Circular hair loss: it also often hits the pocket

Alopecia areata is often associated with significant psychosocial suffering. But not only the soul suffers, patients often spend a lot of money to minimise symptoms.

Not every product offered is suitable for therapy

Alopecia areata is associated with high levels of suffering

Circular hair loss (alopecia areata, AA) can affect people of all ages. Both men and women can suffer from the disease. Depending on its severity, hair loss can be accompanied by considerable suffering. Younger people and women in particular often feel the psychosocial burden of receding hair. Social withdrawal and struggling with their self-image are often the result. Understandably, many affected people look for ways to curb the symptoms of the disease.

A cure is still not possible

Although there are now drugs that are approved for the treatment of AA, the disease cannot currently be cured. Moreover, medicines do not work the same way for everyone with AA, and they are not suitable for everyone. 

Many sufferers therefore look for other ways to reduce the suffering associated with the disease. For example, there is a large market of shampoos, dietary supplements, and tinctures to counteract hair loss. Some people also resort to hair replacement products such as wigs or toupees. Often, the costs for the cosmetic products or hairpieces are not covered by the health insurance.

Alopecia areata is associated with high costs

A recent study has investigated how much money sufferers in German-speaking countries spend on such products on average. For this purpose, 346 people with AA were interviewed. The average age of the participants was about 38 years and - this is important for the interpretation of the results - about 95% of them were women.

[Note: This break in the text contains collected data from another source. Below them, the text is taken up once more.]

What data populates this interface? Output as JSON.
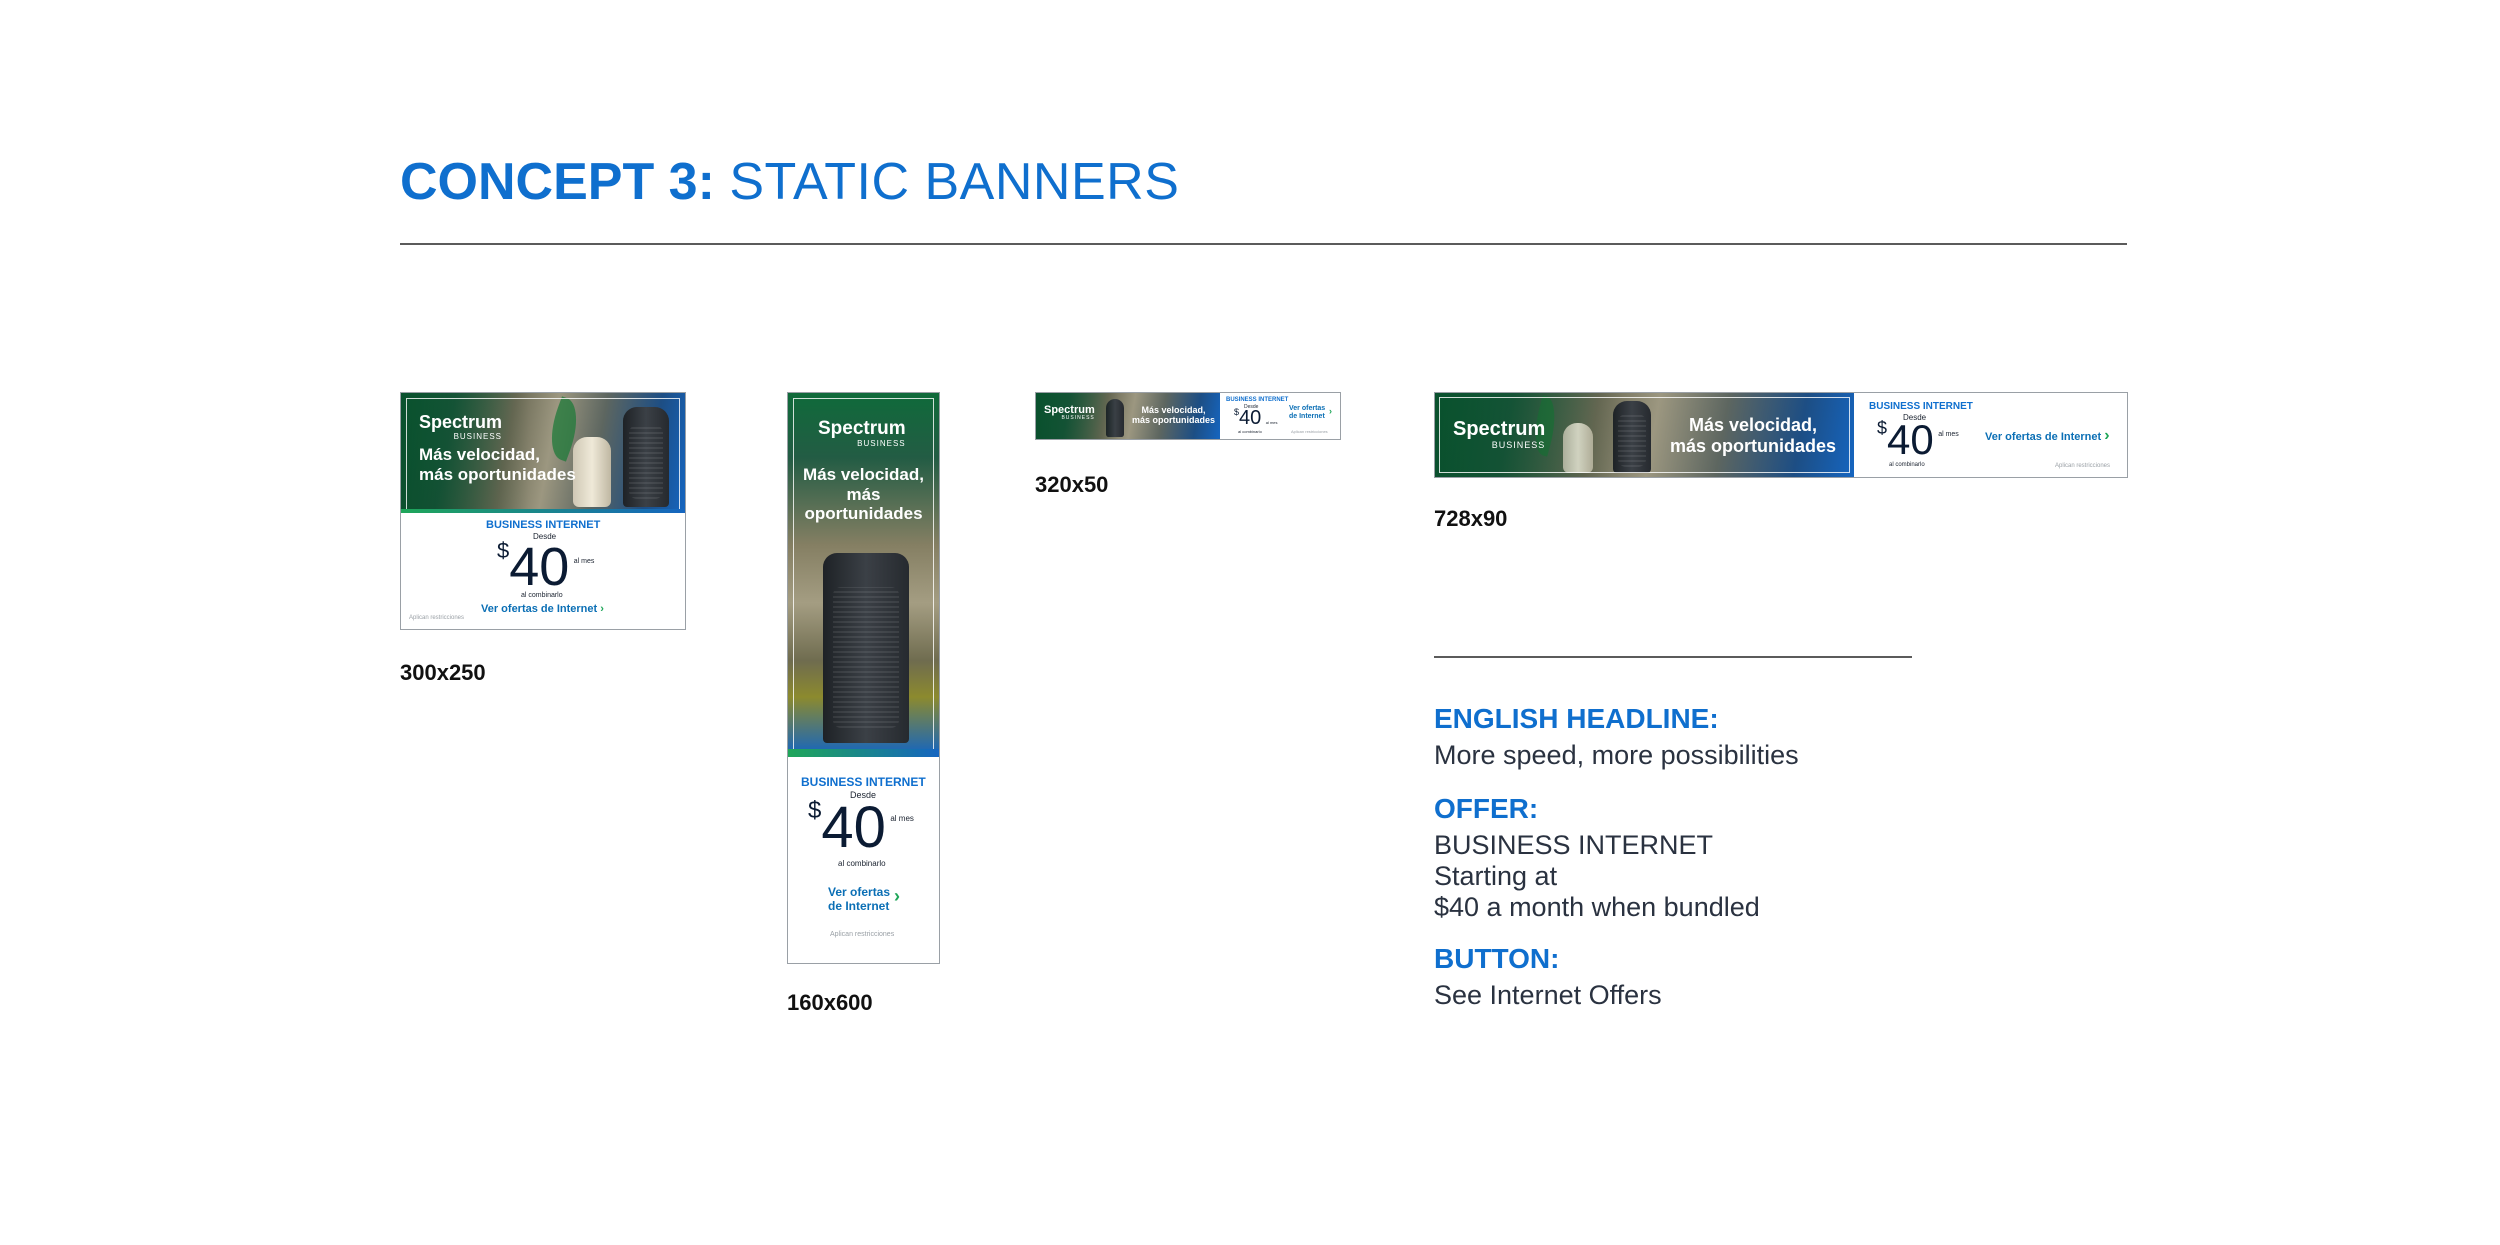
{
  "header": {
    "title_bold": "CONCEPT 3:",
    "title_light": "STATIC BANNERS"
  },
  "banner_common": {
    "brand": "Spectrum",
    "brand_sub": "BUSINESS",
    "headline_line1": "Más velocidad,",
    "headline_line2": "más oportunidades",
    "headline_vertical": "Más velocidad, más oportunidades",
    "product": "BUSINESS INTERNET",
    "desde": "Desde",
    "currency": "$",
    "price": "40",
    "per_month": "al mes",
    "bundled": "al combinarlo",
    "cta": "Ver ofertas de Internet",
    "cta_line1": "Ver ofertas",
    "cta_line2": "de Internet",
    "restrictions": "Aplican restricciones"
  },
  "sizes": {
    "s300x250": "300x250",
    "s160x600": "160x600",
    "s320x50": "320x50",
    "s728x90": "728x90"
  },
  "copy": {
    "english_headline_label": "ENGLISH HEADLINE:",
    "english_headline": "More speed, more possibilities",
    "offer_label": "OFFER:",
    "offer_text": "BUSINESS INTERNET\nStarting at\n$40 a month when bundled",
    "button_label": "BUTTON:",
    "button_text": "See Internet Offers"
  },
  "colors": {
    "accent_blue": "#0f6fce",
    "cta_green": "#1fa659",
    "brand_green": "#0d6b3b"
  }
}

The result is surprising: alopecia areata patients spend on average about 1,200 euros per year. This includes cosmetic products, hair replacement products, as well as doctor's visits and medications that are not covered by health insurance.

The study authors state that the individual sum depends on the duration and severity of the illness, on the consultation of a physician and on gender: women spend more than men.

We cannot overlook the financial burden

As the current study shows, alopecia areata is not only associated with psychosocial stress, but can also be a heavy financial burden. At about 1,200 euros per year, it costs sufferers more than many other chronic diseases. As attending physicians, it is important not to neglect this aspect of the disease and to look for suitable solutions together with those affected.